The renowned Marxist Gerald Hunam of course takes issue with a cafe being anything but a historically situated practice driven by material conditions. At least year's CafeCon, in one of his more polemic (and some say inebriated) moments, he said "the idea that a Starbucks is essentially the same as a London coffee house in the 17th century only holds water among you namby-pamby metaphysicians."
Still others insist that a cafe has to do with coffee, and that a cafe may only be called a cafe if it serves coffee. These coffeeists moreover argue that the sociocultural function of a cafe only came about because of coffee. They take a rather broad view of agency. “We like to think of ourselves as being the only force in the world," Martha Wuwuberg writes, "but if this perception of our intentional effect upon the world is merely an effect of our sentience, indeed the perception of our sentience--sentience itself--then it could be equally said that anything and everything works its will on the world. The coffee plant is one of the more breathtaking examples of this."

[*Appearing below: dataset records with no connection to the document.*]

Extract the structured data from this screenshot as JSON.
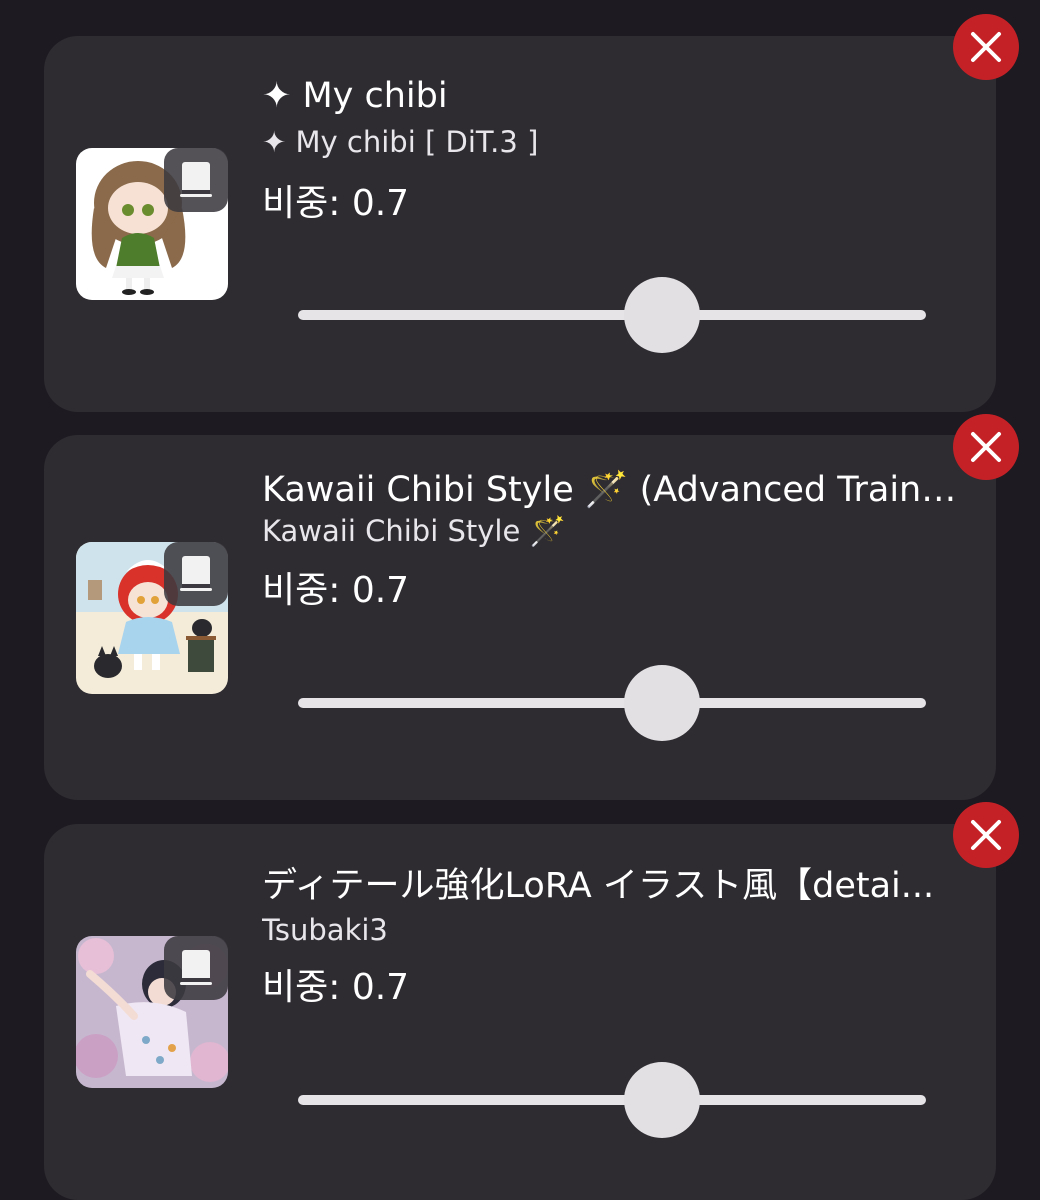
{
  "items": [
    {
      "title": "✦ My chibi",
      "subtitle": "✦ My chibi [ DiT.3 ]",
      "weight_label": "비중:",
      "weight_value": "0.7",
      "slider_fraction": 0.58,
      "thumbnail_icon": "chibi-girl-green-dress-image",
      "badge_icon": "book-icon"
    },
    {
      "title": "Kawaii Chibi Style 🪄 (Advanced Traini...",
      "subtitle": "Kawaii Chibi Style 🪄",
      "weight_label": "비중:",
      "weight_value": "0.7",
      "slider_fraction": 0.58,
      "thumbnail_icon": "chibi-maid-red-hair-cats-image",
      "badge_icon": "book-icon"
    },
    {
      "title": "ディテール強化LoRA イラスト風【detai...",
      "subtitle": "Tsubaki3",
      "weight_label": "비중:",
      "weight_value": "0.7",
      "slider_fraction": 0.58,
      "thumbnail_icon": "anime-girl-flowers-image",
      "badge_icon": "book-icon"
    }
  ],
  "close_icon": "close-icon",
  "colors": {
    "background": "#1d1a21",
    "card": "#2e2c31",
    "close_button": "#c42127",
    "slider": "#e6e4e7"
  }
}
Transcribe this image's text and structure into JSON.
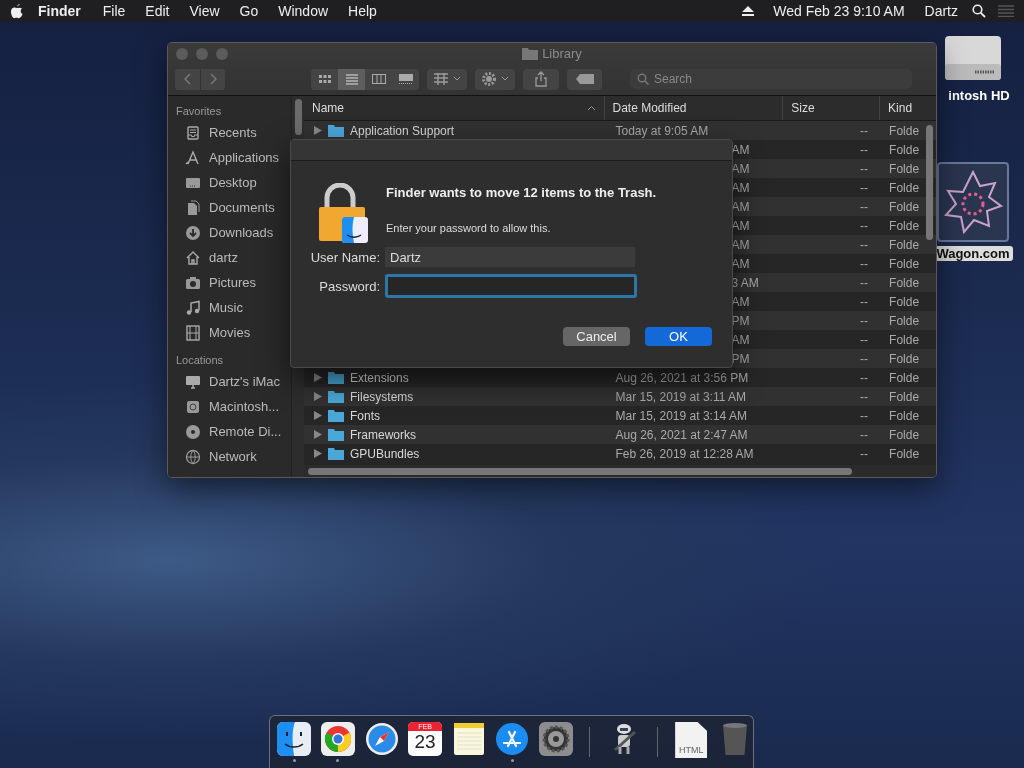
{
  "menu_bar": {
    "app_name": "Finder",
    "menus": [
      "File",
      "Edit",
      "View",
      "Go",
      "Window",
      "Help"
    ],
    "clock": "Wed Feb 23  9:10 AM",
    "user": "Dartz"
  },
  "desktop_icons": [
    {
      "kind": "drive",
      "label": "intosh HD",
      "selected": false
    },
    {
      "kind": "image",
      "label": "Wagon.com",
      "selected": true
    }
  ],
  "finder": {
    "title": "Library",
    "view_modes": [
      {
        "kind": "icons",
        "selected": false
      },
      {
        "kind": "list",
        "selected": true
      },
      {
        "kind": "columns",
        "selected": false
      },
      {
        "kind": "gallery",
        "selected": false
      }
    ],
    "search": {
      "placeholder": "Search"
    },
    "sidebar": [
      {
        "heading": "Favorites",
        "items": [
          {
            "kind": "recents",
            "label": "Recents"
          },
          {
            "kind": "applications",
            "label": "Applications"
          },
          {
            "kind": "desktop",
            "label": "Desktop"
          },
          {
            "kind": "documents",
            "label": "Documents"
          },
          {
            "kind": "downloads",
            "label": "Downloads"
          },
          {
            "kind": "home",
            "label": "dartz"
          },
          {
            "kind": "pictures",
            "label": "Pictures"
          },
          {
            "kind": "music",
            "label": "Music"
          },
          {
            "kind": "movies",
            "label": "Movies"
          }
        ]
      },
      {
        "heading": "Locations",
        "items": [
          {
            "kind": "computer",
            "label": "Dartz's iMac"
          },
          {
            "kind": "disk",
            "label": "Macintosh..."
          },
          {
            "kind": "disc",
            "label": "Remote Di..."
          },
          {
            "kind": "network",
            "label": "Network"
          }
        ]
      }
    ],
    "columns": [
      {
        "label": "Name",
        "sorted": true
      },
      {
        "label": "Date Modified",
        "sorted": false
      },
      {
        "label": "Size",
        "sorted": false
      },
      {
        "label": "Kind",
        "sorted": false
      }
    ],
    "rows": [
      {
        "name": "Application Support",
        "date": "Today at 9:05 AM",
        "size": "--",
        "kind_label": "Folde"
      },
      {
        "date": "AM",
        "size": "--",
        "kind_label": "Folde"
      },
      {
        "date": "AM",
        "size": "--",
        "kind_label": "Folde"
      },
      {
        "date": "AM",
        "size": "--",
        "kind_label": "Folde"
      },
      {
        "date": "AM",
        "size": "--",
        "kind_label": "Folde"
      },
      {
        "date": "AM",
        "size": "--",
        "kind_label": "Folde"
      },
      {
        "date": "AM",
        "size": "--",
        "kind_label": "Folde"
      },
      {
        "date": "AM",
        "size": "--",
        "kind_label": "Folde"
      },
      {
        "date": "3 AM",
        "size": "--",
        "kind_label": "Folde"
      },
      {
        "date": "AM",
        "size": "--",
        "kind_label": "Folde"
      },
      {
        "date": "PM",
        "size": "--",
        "kind_label": "Folde"
      },
      {
        "date": "AM",
        "size": "--",
        "kind_label": "Folde"
      },
      {
        "date": "PM",
        "size": "--",
        "kind_label": "Folde"
      },
      {
        "name": "Extensions",
        "date": "Aug 26, 2021 at 3:56 PM",
        "size": "--",
        "kind_label": "Folde"
      },
      {
        "name": "Filesystems",
        "date": "Mar 15, 2019 at 3:11 AM",
        "size": "--",
        "kind_label": "Folde"
      },
      {
        "name": "Fonts",
        "date": "Mar 15, 2019 at 3:14 AM",
        "size": "--",
        "kind_label": "Folde"
      },
      {
        "name": "Frameworks",
        "date": "Aug 26, 2021 at 2:47 AM",
        "size": "--",
        "kind_label": "Folde"
      },
      {
        "name": "GPUBundles",
        "date": "Feb 26, 2019 at 12:28 AM",
        "size": "--",
        "kind_label": "Folde"
      }
    ]
  },
  "dialog": {
    "title": "Finder wants to move 12 items to the Trash.",
    "message": "Enter your password to allow this.",
    "fields": [
      {
        "label": "User Name:",
        "value": "Dartz",
        "focused": false
      },
      {
        "label": "Password:",
        "focused": true
      }
    ],
    "buttons": [
      {
        "label": "Cancel",
        "default": false
      },
      {
        "label": "OK",
        "default": true
      }
    ]
  },
  "dock": [
    {
      "kind": "finder",
      "running": true
    },
    {
      "kind": "browser",
      "running": true
    },
    {
      "kind": "compass",
      "running": false
    },
    {
      "kind": "calendar",
      "month": "FEB",
      "day": "23",
      "running": false
    },
    {
      "kind": "notes",
      "running": false
    },
    {
      "kind": "appstore",
      "running": true
    },
    {
      "kind": "settings",
      "running": false
    },
    {
      "kind": "separator"
    },
    {
      "kind": "robot",
      "running": false
    },
    {
      "kind": "separator"
    },
    {
      "kind": "file",
      "file_label": "HTML",
      "running": false
    },
    {
      "kind": "trash",
      "running": false
    }
  ]
}
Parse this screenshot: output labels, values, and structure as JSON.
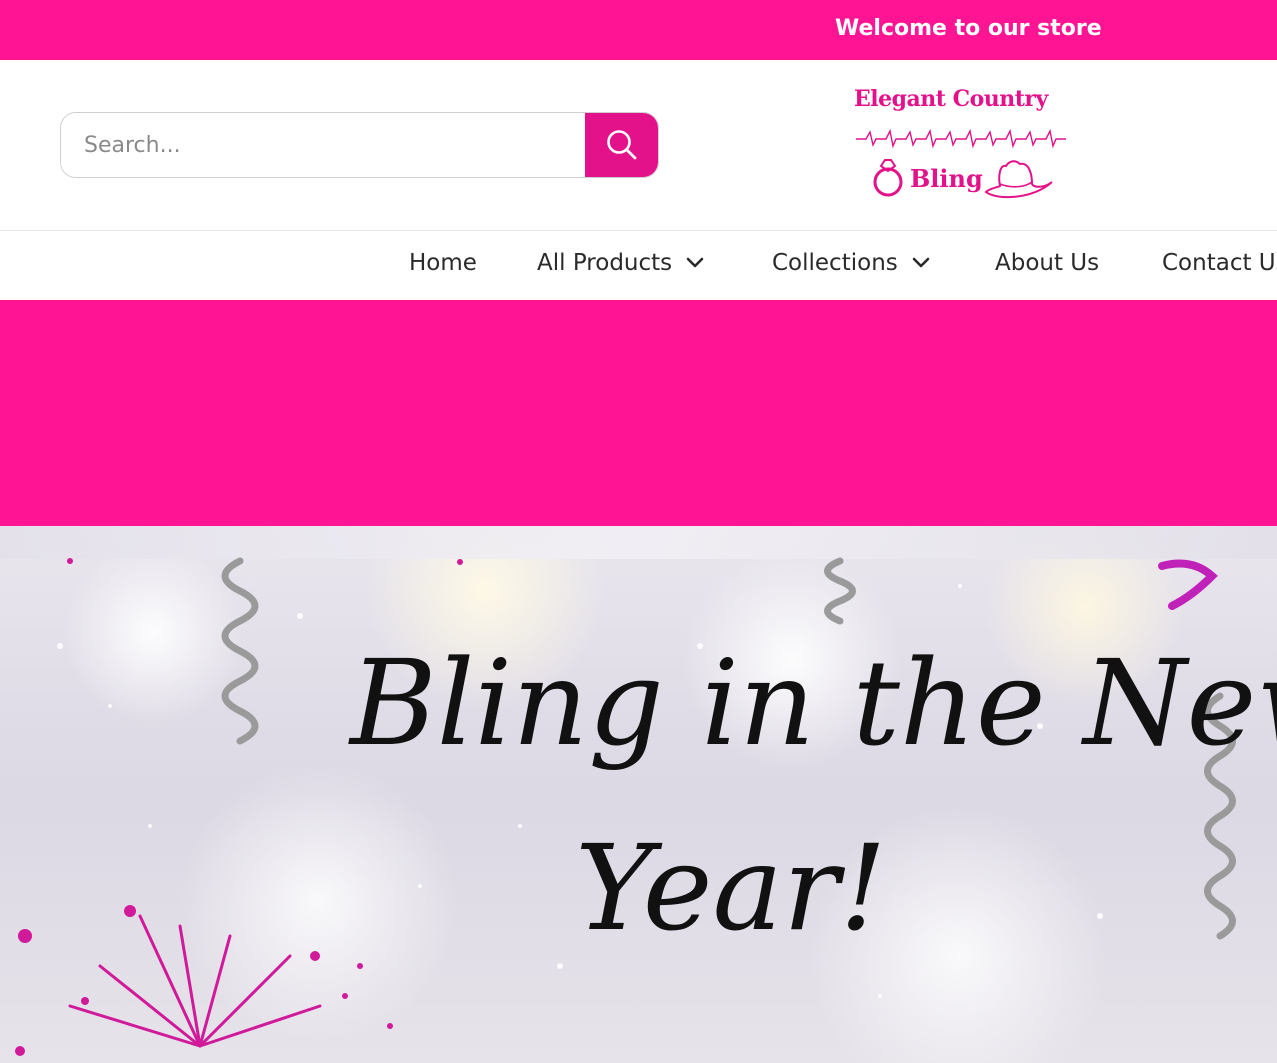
{
  "announcement": {
    "text": "Welcome to our store"
  },
  "search": {
    "placeholder": "Search..."
  },
  "logo": {
    "line1": "Elegant Country",
    "line2": "Bling"
  },
  "nav": {
    "items": [
      {
        "label": "Home",
        "has_dropdown": false
      },
      {
        "label": "All Products",
        "has_dropdown": true
      },
      {
        "label": "Collections",
        "has_dropdown": true
      },
      {
        "label": "About Us",
        "has_dropdown": false
      },
      {
        "label": "Contact Us",
        "has_dropdown": false
      }
    ]
  },
  "hero": {
    "line1": "Bling in the New",
    "line2": "Year!"
  },
  "colors": {
    "brand_pink": "#ff1493",
    "accent_pink": "#e4128a",
    "text_dark": "#2a2a2a"
  }
}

I have taken the coffeeist position to write this post, not so much because I believe it but because I have run out of lay-defined cafes in Ashland, and the idea that wherever I take my coffee becomes a cafe gives me something to go on.
So I have come to the ninth floor of the Mark Anthony, which may only be thought of as a cafe in the coffeeist way, because there's nobody else sitting around, no employees, and no coffee served. There is only a small table with two wicker chairs, surrounded by tall windows, probably the highest-up windows in the Rogue Valley.
From these windows the buildings downtown look oddly exposed, as if they had been upturned, revealing this undersides to me above them. From the street one only ever seeds the facade, and maybe the very top of a vent or something, but up here I can see the whole mess of wires, rusting air-conditioning units, fans, satellite dishes, skylights, and television antennae. The top of the post office looks like it's designed so that water drains from its almost flat roof into a few holes, but actually it collects in puddles on top. Not that long ago the post office was covered in white and grey stones, but these were removed to reveal the pink bricks beneath. Zoey's Cafe & All Natural Ice Cream, which I'm not sure qualifies as a cafe, even though the nominalists would have it otherwise, has put their logo atop their roof, as if to announce themselves to high-resolution aerial cameras. If the logo is intended for hotel guests (for the Mark Anthony is a hotel called Lithia Springs Hotel), it is unnecessary. Even here at the top floor the sign on their awning is highly visible.
What if we posit the following tautological theory: a cafe is where psychocafegraphy can happen, and psychocafegraphy is writing that occurs in a cafe and whose subject is a cafe. In other words, if I can write a blog post from this 9th floor wicker chair, it is a cafe. This is potentially problematic because this would mean that a cafe does not necessarily involve hot drinks, much less coffee. Moreover, one of the ventricles of psychocafegraphy’s heart is observing and eavesdropping on people. If a cafe is a place where psychocafegraphy can happen, then people must gather there to converse. I am inclined, then, to agree with the Jojoians, if not quite to their recent extremity. Unfortunately, I am close to finishing a psychocafegraphy post about a place where very few come to talk. (When two or three people do come here to talk, if another group comes, they politely avoid sitting near the group who is already there. Just a minute ago a woman came over here, poked her head around to look out the window, apologized, and scurried off, as if I owned the place. I didn’t have time to say I didn’t mind her looking out the window. But perhaps she did.) This post, then, is a (very tiresome) paradox (for which you probably want to hit me for boring you with).